Lo rileva un'analisi pubblicata oggi dalla Banca centrale europea contenuta in un'anticipazione del bollettino economico in pubblicazione questo giovedì.

Lo studio evidenzia come solo il 5% dei costi aggiuntivi generati dai dazi sia sostenuto dagli esportatori, mentre il restante 95% grava sulla catena di distribuzione e sui consumatori finali statunitensi.

Dall'inizio del 2025, gli Stati Uniti hanno progressivamente innalzato i dazi, portando il tasso medio dal 3% al 18,2% a novembre 2025. Nonostante ciò, i prezzi delle merci importate (al netto dei dazi) sono diminuiti leggermente, mentre i volumi di importazione hanno registrato un calo significativo.

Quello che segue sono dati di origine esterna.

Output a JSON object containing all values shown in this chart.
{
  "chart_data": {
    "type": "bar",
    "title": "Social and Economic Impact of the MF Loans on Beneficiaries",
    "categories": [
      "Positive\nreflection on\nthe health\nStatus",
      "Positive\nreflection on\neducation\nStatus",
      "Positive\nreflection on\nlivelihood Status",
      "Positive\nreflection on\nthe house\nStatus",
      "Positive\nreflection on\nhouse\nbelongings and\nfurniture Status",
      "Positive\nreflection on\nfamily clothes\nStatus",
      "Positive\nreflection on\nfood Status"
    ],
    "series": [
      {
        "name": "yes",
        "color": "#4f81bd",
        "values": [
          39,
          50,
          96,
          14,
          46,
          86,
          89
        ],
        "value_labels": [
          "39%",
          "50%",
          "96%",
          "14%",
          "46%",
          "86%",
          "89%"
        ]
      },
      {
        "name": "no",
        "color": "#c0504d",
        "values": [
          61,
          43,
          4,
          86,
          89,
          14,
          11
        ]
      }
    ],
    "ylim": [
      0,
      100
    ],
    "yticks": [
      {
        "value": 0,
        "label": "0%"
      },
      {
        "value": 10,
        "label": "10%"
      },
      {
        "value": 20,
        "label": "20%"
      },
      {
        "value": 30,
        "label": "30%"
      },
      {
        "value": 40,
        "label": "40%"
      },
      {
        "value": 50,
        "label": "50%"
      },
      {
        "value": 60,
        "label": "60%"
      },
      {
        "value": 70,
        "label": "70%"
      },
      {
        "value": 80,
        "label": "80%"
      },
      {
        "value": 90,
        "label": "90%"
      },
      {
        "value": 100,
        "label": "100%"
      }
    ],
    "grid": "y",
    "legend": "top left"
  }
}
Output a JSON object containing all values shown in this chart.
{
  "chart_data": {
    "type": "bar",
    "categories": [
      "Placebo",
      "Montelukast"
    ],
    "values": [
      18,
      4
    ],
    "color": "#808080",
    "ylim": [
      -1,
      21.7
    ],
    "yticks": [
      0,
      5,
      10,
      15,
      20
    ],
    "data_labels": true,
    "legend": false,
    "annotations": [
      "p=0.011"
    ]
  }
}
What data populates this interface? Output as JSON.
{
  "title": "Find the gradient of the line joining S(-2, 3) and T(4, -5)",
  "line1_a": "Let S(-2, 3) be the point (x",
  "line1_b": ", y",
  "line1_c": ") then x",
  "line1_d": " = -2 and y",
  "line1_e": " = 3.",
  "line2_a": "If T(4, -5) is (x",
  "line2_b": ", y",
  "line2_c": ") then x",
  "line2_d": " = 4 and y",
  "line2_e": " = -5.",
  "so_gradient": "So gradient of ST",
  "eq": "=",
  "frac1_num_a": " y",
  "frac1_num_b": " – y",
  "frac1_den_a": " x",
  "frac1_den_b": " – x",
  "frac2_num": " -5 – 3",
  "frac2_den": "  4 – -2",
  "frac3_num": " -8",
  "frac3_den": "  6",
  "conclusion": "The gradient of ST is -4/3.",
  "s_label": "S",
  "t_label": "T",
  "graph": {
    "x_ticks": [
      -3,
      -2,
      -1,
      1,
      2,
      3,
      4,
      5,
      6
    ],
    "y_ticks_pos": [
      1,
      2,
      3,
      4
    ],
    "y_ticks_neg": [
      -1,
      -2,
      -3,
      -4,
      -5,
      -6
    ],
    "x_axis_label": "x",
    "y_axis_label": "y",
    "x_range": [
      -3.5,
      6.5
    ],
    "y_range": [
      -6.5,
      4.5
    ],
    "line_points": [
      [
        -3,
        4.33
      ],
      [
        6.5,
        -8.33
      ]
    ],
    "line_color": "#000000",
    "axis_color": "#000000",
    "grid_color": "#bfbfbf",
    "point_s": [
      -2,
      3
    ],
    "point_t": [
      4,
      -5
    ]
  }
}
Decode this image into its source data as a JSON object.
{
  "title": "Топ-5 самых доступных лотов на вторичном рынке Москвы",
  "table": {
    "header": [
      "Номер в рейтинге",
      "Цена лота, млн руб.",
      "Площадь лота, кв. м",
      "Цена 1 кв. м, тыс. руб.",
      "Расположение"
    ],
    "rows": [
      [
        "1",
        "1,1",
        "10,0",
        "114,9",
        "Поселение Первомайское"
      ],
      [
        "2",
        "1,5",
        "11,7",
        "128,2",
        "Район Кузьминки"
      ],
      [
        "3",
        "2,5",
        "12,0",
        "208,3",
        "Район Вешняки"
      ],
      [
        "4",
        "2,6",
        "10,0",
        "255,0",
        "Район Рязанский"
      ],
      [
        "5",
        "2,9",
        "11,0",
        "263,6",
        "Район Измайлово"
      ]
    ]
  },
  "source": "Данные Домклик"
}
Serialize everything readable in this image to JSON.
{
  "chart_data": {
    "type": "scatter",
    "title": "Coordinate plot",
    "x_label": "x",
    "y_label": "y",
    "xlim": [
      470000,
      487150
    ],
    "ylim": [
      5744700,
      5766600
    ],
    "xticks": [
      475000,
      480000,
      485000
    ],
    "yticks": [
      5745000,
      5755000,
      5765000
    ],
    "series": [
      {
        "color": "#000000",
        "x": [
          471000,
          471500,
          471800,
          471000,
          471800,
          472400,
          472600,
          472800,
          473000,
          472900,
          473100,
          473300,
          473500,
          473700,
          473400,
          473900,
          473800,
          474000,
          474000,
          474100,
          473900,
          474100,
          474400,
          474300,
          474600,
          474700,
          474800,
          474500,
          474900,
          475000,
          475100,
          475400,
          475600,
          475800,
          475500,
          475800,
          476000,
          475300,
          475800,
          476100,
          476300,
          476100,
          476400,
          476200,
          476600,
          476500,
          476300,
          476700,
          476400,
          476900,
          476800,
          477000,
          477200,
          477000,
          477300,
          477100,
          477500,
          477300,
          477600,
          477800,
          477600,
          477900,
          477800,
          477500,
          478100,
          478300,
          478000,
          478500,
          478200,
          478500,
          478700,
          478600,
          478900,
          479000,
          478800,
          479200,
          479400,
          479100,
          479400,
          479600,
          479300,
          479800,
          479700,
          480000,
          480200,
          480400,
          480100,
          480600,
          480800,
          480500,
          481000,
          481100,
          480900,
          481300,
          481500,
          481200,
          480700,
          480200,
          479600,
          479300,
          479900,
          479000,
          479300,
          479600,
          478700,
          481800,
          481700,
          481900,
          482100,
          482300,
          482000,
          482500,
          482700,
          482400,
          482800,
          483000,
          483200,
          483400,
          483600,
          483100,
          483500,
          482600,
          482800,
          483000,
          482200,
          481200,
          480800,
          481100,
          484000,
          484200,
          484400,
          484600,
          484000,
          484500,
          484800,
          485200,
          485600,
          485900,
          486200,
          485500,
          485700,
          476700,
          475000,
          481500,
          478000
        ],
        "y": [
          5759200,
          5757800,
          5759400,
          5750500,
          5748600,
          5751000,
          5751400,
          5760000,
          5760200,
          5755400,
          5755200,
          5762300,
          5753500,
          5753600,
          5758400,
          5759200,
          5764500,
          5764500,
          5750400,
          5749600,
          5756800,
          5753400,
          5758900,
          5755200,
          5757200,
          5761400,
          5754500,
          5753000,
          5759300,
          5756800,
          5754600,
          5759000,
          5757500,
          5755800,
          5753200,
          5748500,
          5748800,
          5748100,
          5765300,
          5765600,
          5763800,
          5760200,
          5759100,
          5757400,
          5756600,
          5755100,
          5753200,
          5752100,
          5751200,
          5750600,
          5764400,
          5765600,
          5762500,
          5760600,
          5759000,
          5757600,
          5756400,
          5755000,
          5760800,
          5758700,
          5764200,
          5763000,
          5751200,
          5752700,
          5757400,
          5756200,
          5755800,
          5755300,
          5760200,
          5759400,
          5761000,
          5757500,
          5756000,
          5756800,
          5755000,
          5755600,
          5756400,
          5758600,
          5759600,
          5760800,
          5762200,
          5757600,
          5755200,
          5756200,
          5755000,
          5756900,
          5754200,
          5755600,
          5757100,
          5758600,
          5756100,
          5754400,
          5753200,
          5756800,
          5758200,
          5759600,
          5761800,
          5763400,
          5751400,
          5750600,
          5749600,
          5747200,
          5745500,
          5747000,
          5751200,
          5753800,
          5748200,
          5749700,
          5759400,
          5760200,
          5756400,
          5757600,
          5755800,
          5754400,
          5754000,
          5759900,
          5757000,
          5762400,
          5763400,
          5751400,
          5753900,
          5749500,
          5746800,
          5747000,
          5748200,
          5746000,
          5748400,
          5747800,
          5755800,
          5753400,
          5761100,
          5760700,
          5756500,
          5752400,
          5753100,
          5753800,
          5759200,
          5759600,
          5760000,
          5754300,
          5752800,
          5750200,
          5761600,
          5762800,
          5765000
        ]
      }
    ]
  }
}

Secondo le stime della Bce, un aumento del 10% dei dazi si traduce in un incremento dei prezzi solo del 9,5%, a dimostrazione della bassa capacità degli esportatori di assorbire i costi aggiuntivi. L'analisi rivela differenze significative tra i settori. In particolare, il settore automobilistico ha subito una profonda riorganizzazione delle catene di approvvigionamento: gli Stati Uniti si sono progressivamente distaccati da Cina e Unione Europea, privilegiando Canada e Messico. Mentre le importazioni di auto da Canada e Messico sono aumentate, quelle da Ue e Giappone hanno registrato un calo sia nei volumi che nei valori unitari.